You know, “we are family,” and we must join together right now… in unity.  That begins the Psalm, and then later sentence it adds, “Ki sham tziva Adonai et habracha, because there God commanded blessing, life eternal,” echoing Re’ei.  It means that when family and community come together, when shevet achim gam-yachad… sham, in that very coming together there, that’s when God makes a gift of blessings to us.

 

In other words, the sharing of mitzvot together is the bracha, the blessing.

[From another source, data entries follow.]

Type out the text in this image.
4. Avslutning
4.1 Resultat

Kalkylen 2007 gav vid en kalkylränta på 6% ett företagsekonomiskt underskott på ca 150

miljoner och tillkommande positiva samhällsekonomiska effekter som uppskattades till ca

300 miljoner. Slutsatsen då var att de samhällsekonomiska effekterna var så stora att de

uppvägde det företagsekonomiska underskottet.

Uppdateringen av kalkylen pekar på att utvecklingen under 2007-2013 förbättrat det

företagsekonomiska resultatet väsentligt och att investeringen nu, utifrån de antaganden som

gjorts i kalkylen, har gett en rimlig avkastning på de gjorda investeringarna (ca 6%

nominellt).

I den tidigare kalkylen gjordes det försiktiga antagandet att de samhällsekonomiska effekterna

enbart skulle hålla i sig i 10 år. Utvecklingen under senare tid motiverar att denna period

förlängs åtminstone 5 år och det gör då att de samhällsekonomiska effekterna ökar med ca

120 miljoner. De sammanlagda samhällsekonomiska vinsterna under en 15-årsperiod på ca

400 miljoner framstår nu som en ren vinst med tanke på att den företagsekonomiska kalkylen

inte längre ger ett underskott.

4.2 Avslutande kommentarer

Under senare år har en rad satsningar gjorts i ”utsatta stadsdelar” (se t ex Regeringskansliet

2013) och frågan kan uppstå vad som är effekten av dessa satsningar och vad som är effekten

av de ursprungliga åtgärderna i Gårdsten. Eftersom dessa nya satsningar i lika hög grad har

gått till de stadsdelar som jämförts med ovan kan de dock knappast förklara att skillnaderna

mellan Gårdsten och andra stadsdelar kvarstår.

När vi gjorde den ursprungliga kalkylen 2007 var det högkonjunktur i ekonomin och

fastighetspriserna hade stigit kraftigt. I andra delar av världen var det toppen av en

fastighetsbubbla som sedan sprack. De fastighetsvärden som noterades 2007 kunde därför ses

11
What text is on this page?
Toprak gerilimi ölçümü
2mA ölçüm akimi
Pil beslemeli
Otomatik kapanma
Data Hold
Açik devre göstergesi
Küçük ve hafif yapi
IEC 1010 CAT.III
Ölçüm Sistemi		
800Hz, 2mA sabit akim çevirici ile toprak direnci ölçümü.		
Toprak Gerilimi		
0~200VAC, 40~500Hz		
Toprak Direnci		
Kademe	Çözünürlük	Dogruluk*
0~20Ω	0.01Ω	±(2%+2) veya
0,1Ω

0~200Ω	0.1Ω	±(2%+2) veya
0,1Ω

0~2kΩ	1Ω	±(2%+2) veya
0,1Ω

And that blessing of being together in community, in synagogue, according to these texts and their commentaries, is life at its fullest.  When we join together we discover and enjoy brachot, blessings given by God.

 

So perhaps we already get these blessings by doing the work as a community to be ready for the chagim, by spending this coming month of Elul looking at our past year and seeking to find new ways to improve our lives, our temple and our community.  By coming together to prepare for and celebrate the High Holy Days, to share joy, to remember that we are all anxious and humble together, that we all long to be blessed and inscribed together in the book of life, and that we are each vulnerable and each flawed, by doing this, Re’ei promises, we receive the blessing of life.  It is this, in itself, that is a blessing we definitely can have just for the asking—or rather, just by showing up and being present and helping.

 

In this interpretation of Re’ei, being together in Jewish community means being inscribed fully in the good book of our own lives.

 

Just as we are enjoined to return and prepare our Teshuvah in this coming month of Elul, so we return now to that first point of Re’ei: that blessing is offered first, while curse is only there in reserve.  It is a promise that God is predisposed to favor us, that forgiveness and love are there for us in advance.  We only need to look at our own lives and make a sincere, honest effort to find, and be, our best selves.

 

Perhaps then this can be a model for our cheshbon hanefesh, the honest scrutiny required as we enter this holiest period of the year.  When we look at our lives, the Torah suggests that we have a much kinder friend in God than we can often be to ourselves.  In fact, God’s advance affection for us is so practical that the Torah contains messages of forgiveness in advance for the fact that, being human, we will inevitably screw up and require that forgiveness.

 

Psalm 27 is traditionally said every day during Elul.  It includes the beautiful passage:

 

Horeini Adonai darkecha unecheini b’orach mishor

lulei he’emanti lirot betuv Adonai, b’eretz chayim

 

Teach me Your way, God, and lead me in a straight path

I believe that I will see the goodness of God in the land of the living.

 

On this Shabbat of Re’ei, and during the coming month of Elul, may we each make the choice to accept God’s offered blessings, in community—and may we also work, in goodness, to be worthy of them.